So my goal with this guide is to hopefully set that aright.
Table of Contents
How Campaign Tagging Works
Cast Of Characters
Video Explanation Of Campaign Tagging
Reports Impacted By Campaign Tags
Google’s Classification Rules
Fixing Default Channel Grouping
Developing A Tagging Strategy
Golden Rule Of Campaign Tagging
Social Tools Culprits
Worst Tagging Mistakes I See
UPDATE: I added a great tip in the Cast Of Characters section submitted by a commenter.
How Campaign Tagging Works
When a visitor comes to a site that has the Google Analytics tracking code installed, Google Analytics captures a lot of data via cookies: the medium (organic, referral, direct, etc.), source (site the visitor came from), browser, screen resolution, country, metro, etc. etc. With campaign tagging you can overwrite the cookie data with your own custom tags.
Dramatic aside: Did you catch the enormity of that? Think of campaign tagging like fireworks: Powerful, beautiful, awe inspiring. Yet, if not treated with caution, you can blow your hand up.
Okay, enough pyrotechnics. Let’s talk how to set them up.
You set up campaigns using query parameters that you add to links you include in marketing campaigns. You don’t have to set up anything in Google Analytics. When traffic comes to your site via these links, the data will automatically be added to the right reports.
These campaign parameters all start with utm_ and create key/value pairs in a URL**. For example, the URL https://www.annielytics.com/blog/excel-tips/ might look like https://www.annielytics.com/blog/excel-tips/?utm_medium=social&utm_source=facebook.com&utm_campaign=functionfriday.
** If you already have query parameters you’re using for campaigns, you can switch out Google Analytics utm_ parameters with yours. Learn more from this resource on the Google site.
There are a number of reasons you want to tag your links, as well as a number of reports that are impacted by campaign tagging. (Learn more in the Reports Impacted By Campaign Tags section of the guide.) But here are a few top reasons:
- Campaign tagging consolidates all campaign data in a set of campaign reports (found under Acquisition > Campaigns).
- If you’re running paid search campaigns outside of AdWords (or AdWords campaigns with auto tagging disabled), those visits will show up as organic. (I’ve seen this happen.
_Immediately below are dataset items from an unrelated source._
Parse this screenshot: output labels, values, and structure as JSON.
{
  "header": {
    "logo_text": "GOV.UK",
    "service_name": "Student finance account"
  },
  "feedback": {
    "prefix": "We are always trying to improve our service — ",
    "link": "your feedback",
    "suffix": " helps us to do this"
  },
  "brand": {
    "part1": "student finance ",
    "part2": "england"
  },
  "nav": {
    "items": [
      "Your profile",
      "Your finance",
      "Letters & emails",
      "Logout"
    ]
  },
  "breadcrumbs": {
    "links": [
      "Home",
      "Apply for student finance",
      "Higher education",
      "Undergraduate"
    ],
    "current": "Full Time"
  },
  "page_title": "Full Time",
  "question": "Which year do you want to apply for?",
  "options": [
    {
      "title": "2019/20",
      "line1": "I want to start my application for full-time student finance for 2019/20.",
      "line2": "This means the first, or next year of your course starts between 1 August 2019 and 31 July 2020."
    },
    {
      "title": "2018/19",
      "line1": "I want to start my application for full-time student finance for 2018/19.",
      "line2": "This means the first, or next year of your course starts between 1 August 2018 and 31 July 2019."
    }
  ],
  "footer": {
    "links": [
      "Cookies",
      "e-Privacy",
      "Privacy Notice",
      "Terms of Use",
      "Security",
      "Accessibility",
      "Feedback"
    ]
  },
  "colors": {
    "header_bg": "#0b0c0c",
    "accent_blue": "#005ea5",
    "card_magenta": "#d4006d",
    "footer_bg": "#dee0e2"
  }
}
It’s ugly.)
- If you’re running campaigns on other non-search or social sites (like banner ads on affiliate sites) and you don’t tag those links, they’ll get lumped in with your referral traffic.
- If you’re running email campaigns, campaign tagging rises from really good idea to critical. This is because traffic from email will be grossly under-reported if you don’t tag all links pointing back to your site. There are three primary causes for this:
- Visits from desktop apps, such as Outlook and Mac Mail, show up in analytics as direct — or medium = (none) — because no referer data gets passed.
- Visits from webmail providers that default to a secure server (such as Gmail and Hotmail) don’t pass referer data.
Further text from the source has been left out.